Two lasers are shining on a double slit, with slit separation d. Laser 1 has a wavelength of d/20, whereas laser 2 has a wavelength of d/15. The lasers produce separate interference patterns on a screen a distance 4.90m away from the slits
a)What is the distance Δymax−max between the first maxima (on the same side of the central maximum) of the two patterns?
b)What is the distance Δymax−min between the second maximum of laser 1 and the third minimum of laser 2, on the same side of the central maximum?
a) Δymax−max = d/10
b) Δymax−min = d/5
To solve these problems, we need to use the concept of interference in double-slit setups. The interference pattern occurs due to the superposition of the waves emanating from each slit. The resulting pattern on the screen depends on the wavelength of the light and the separation between the slits.
Let's start with part (a) and find the distance Δymax-max between the first maxima of the two patterns.
1. Calculate the angles θ1 and θ2 for the first maxima using the formula: sin(θ) = mλ/d, where m is the order of the maximum, λ is the wavelength, and d is the separation between the slits.
- For Laser 1: λ1 = d/20
sin(θ1) = λ1/d
- For Laser 2: λ2 = d/15
sin(θ2) = λ2/d
2. Now, we can use the small-angle approximation sin(θ) ≈ tan(θ) to find the angles in radians.
3. Since the angles are small, the distance Δymax-max is approximately given by:
Δymax-max = L * (tan(θ1) - tan(θ2)), where L is the distance between the screen and the slits.
Substitute the given values and compute Δymax-max.
Moving on to part (b), we need to find the distance Δymax-min between the second maximum of laser 1 and the third minimum of laser 2.

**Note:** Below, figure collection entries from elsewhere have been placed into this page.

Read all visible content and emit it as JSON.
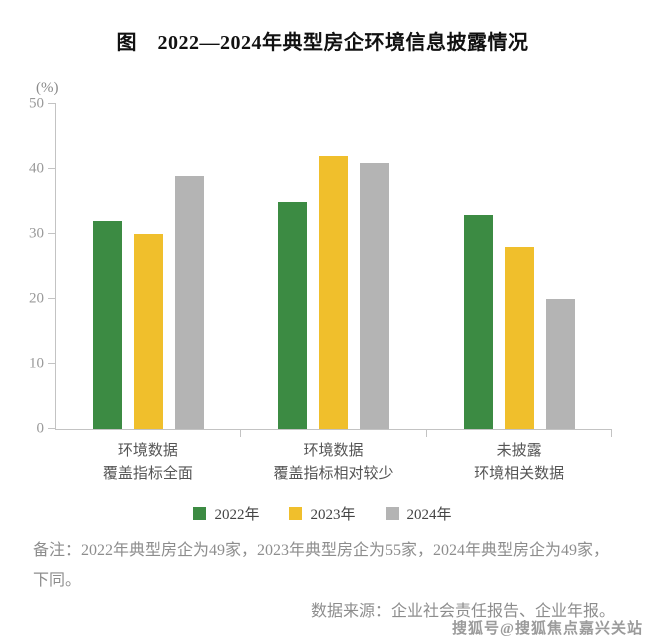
{
  "chart_data": {
    "type": "bar",
    "title": "图　2022—2024年典型房企环境信息披露情况",
    "unit_label": "(%)",
    "ylim": [
      0,
      50
    ],
    "ytick_step": 10,
    "grid": false,
    "legend_position": "bottom",
    "categories": [
      "环境数据\n覆盖指标全面",
      "环境数据\n覆盖指标相对较少",
      "未披露\n环境相关数据"
    ],
    "series": [
      {
        "name": "2022年",
        "color": "#3c8b43",
        "values": [
          32,
          35,
          33
        ]
      },
      {
        "name": "2023年",
        "color": "#f0bf2c",
        "values": [
          30,
          42,
          28
        ]
      },
      {
        "name": "2024年",
        "color": "#b4b4b4",
        "values": [
          39,
          41,
          20
        ]
      }
    ]
  },
  "notes": {
    "remark": "备注：2022年典型房企为49家，2023年典型房企为55家，2024年典型房企为49家，下同。",
    "source": "数据来源：企业社会责任报告、企业年报。"
  },
  "watermark": "搜狐号@搜狐焦点嘉兴关站"
}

1. Calculate the angles θ3 and θ4 for the second maximum of Laser 1 and the third minimum of Laser 2 using the same formula as before.
- For Laser 1: sin(θ3) = λ1/d
- For Laser 2: sin(θ4) = λ2/d
2. Convert the angles to radians using the small-angle approximation.

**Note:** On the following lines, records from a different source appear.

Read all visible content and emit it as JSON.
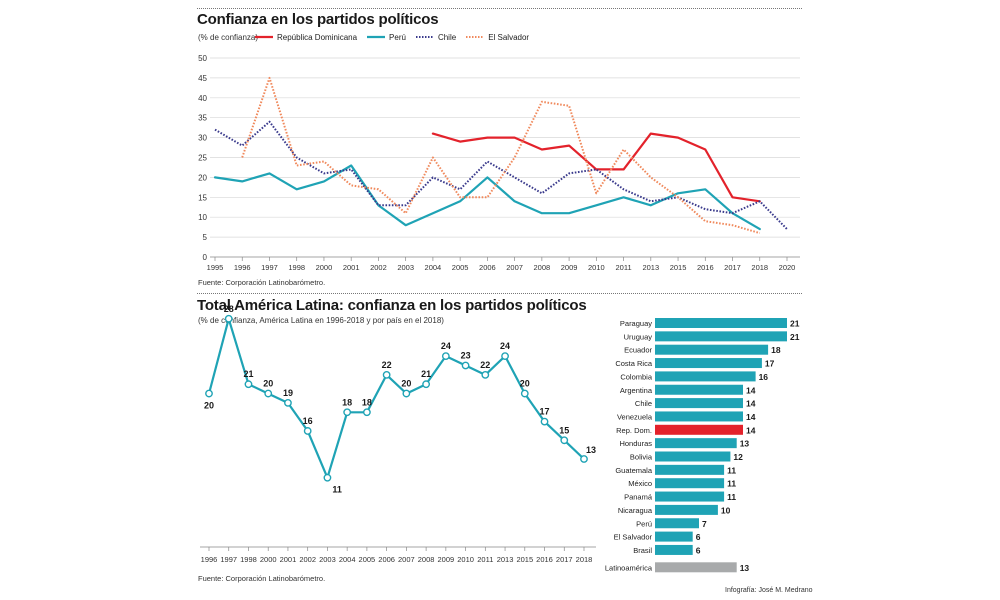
{
  "chart_data": [
    {
      "type": "line",
      "title": "Confianza en los partidos políticos",
      "subtitle": "(% de confianza)",
      "source": "Fuente: Corporación Latinobarómetro.",
      "x": [
        "1995",
        "1996",
        "1997",
        "1998",
        "2000",
        "2001",
        "2002",
        "2003",
        "2004",
        "2005",
        "2006",
        "2007",
        "2008",
        "2009",
        "2010",
        "2011",
        "2013",
        "2015",
        "2016",
        "2017",
        "2018",
        "2020"
      ],
      "ylim": [
        0,
        50
      ],
      "yticks": [
        "0",
        "5",
        "10",
        "15",
        "20",
        "25",
        "30",
        "35",
        "40",
        "45",
        "50"
      ],
      "grid": true,
      "legend_placement": "top",
      "series": [
        {
          "name": "República Dominicana",
          "color": "#e3222b",
          "style": "solid",
          "values": [
            null,
            null,
            null,
            null,
            null,
            null,
            null,
            null,
            31,
            29,
            30,
            30,
            27,
            28,
            22,
            22,
            31,
            30,
            27,
            15,
            14,
            null
          ]
        },
        {
          "name": "Perú",
          "color": "#1fa3b5",
          "style": "solid",
          "values": [
            20,
            19,
            21,
            17,
            19,
            23,
            13,
            8,
            11,
            14,
            20,
            14,
            11,
            11,
            13,
            15,
            13,
            16,
            17,
            11,
            7,
            null
          ]
        },
        {
          "name": "Chile",
          "color": "#3a3a8c",
          "style": "dotted",
          "values": [
            32,
            28,
            34,
            25,
            21,
            22,
            13,
            13,
            20,
            17,
            24,
            20,
            16,
            21,
            22,
            17,
            14,
            15,
            12,
            11,
            14,
            7
          ]
        },
        {
          "name": "El Salvador",
          "color": "#f08a5d",
          "style": "dotted",
          "values": [
            null,
            25,
            45,
            23,
            24,
            18,
            17,
            11,
            25,
            15,
            15,
            25,
            39,
            38,
            16,
            27,
            20,
            15,
            9,
            8,
            6,
            null
          ]
        }
      ]
    },
    {
      "type": "line",
      "title": "Total América Latina: confianza en los partidos políticos",
      "subtitle": "(% de confianza, América Latina en 1996-2018 y por país en el 2018)",
      "source": "Fuente: Corporación Latinobarómetro.",
      "color": "#1fa3b5",
      "x": [
        "1996",
        "1997",
        "1998",
        "2000",
        "2001",
        "2002",
        "2003",
        "2004",
        "2005",
        "2006",
        "2007",
        "2008",
        "2009",
        "2010",
        "2011",
        "2013",
        "2015",
        "2016",
        "2017",
        "2018"
      ],
      "values": [
        20,
        28,
        21,
        20,
        19,
        16,
        11,
        18,
        18,
        22,
        20,
        21,
        24,
        23,
        22,
        24,
        20,
        17,
        15,
        13
      ],
      "labels": [
        "20",
        "28",
        "21",
        "20",
        "19",
        "16",
        "11",
        "18",
        "18",
        "22",
        "20",
        "21",
        "24",
        "23",
        "22",
        "24",
        "20",
        "17",
        "15",
        "13"
      ]
    },
    {
      "type": "bar",
      "orientation": "horizontal",
      "categories": [
        "Paraguay",
        "Uruguay",
        "Ecuador",
        "Costa Rica",
        "Colombia",
        "Argentina",
        "Chile",
        "Venezuela",
        "Rep. Dom.",
        "Honduras",
        "Bolivia",
        "Guatemala",
        "México",
        "Panamá",
        "Nicaragua",
        "Perú",
        "El Salvador",
        "Brasil",
        "Latinoamérica"
      ],
      "values": [
        21,
        21,
        18,
        17,
        16,
        14,
        14,
        14,
        14,
        13,
        12,
        11,
        11,
        11,
        10,
        7,
        6,
        6,
        13
      ],
      "labels": [
        "21",
        "21",
        "18",
        "17",
        "16",
        "14",
        "14",
        "14",
        "14",
        "13",
        "12",
        "11",
        "11",
        "11",
        "10",
        "7",
        "6",
        "6",
        "13"
      ],
      "colors": {
        "default": "#1fa3b5",
        "Rep. Dom.": "#e3222b",
        "Latinoamérica": "#a8aaab"
      },
      "xlim": [
        0,
        21
      ]
    }
  ],
  "credit": "Infografía: José M. Medrano"
}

3. The distance Δymax-min is given by:
Δymax-min = L * (tan(θ3) - tan(θ4))
Substitute the given values and compute Δymax-min.
Remember to double-check all the calculations and units to ensure accuracy.
To solve this problem, we can use the formula for the position of the maxima in a double-slit interference pattern:
y = λL / d
where:
y is the distance from the central maximum to the nth maximum,
λ is the wavelength of the light,
L is the distance from the slits to the screen,
and d is the separation between the slits.
a) For laser 1, the wavelength is (d/20) and for laser 2, the wavelength is (d/15). The distance between the slits and the screen is given as 4.90 m.
To find the distance Δymax−max between the first maxima of the two interference patterns, we subtract the two distances:
Δymax−max = [(λ2 * L) / d] - [(λ1 * L) / d]
Substituting the values, we have:
Δymax−max = [(d/15 * 4.90) / d] - [(d/20 * 4.90) / d]
Simplifying the expression, we get:
Δymax−max = (4.90/15) - (4.90/20)
Calculating this expression gives us:
Δymax−max ≈ 0.3267 m
Therefore, the distance Δymax−max between the first maxima of the two interference patterns is approximately 0.3267 m.
b) To find the distance Δymax−min between the second maximum of laser 1 and the third minimum of laser 2, we need to determine the distances y2 for laser 1 and y3 for laser 2.
For laser 1, the distance y2 is given by:
y2 = λ1 * L / d
For laser 2, the distance y3 is given by:
y3 = λ2 * L / d
Now, we can find the distance Δymax−min by subtracting y3 from y2:
Δymax−min = y2 - y3
Substituting the values, we have:
Δymax−min = [(d/20 * 4.90) / d] - [(d/15 * 4.90) / d]
Simplifying the expression, we get:
Δymax−min = (4.90/20) - (4.90/15)
Calculating this expression gives us:
Δymax−min ≈ 0.1567 m
Therefore, the distance Δymax−min between the second maximum of laser 1 and the third minimum of laser 2 is approximately 0.1567 m.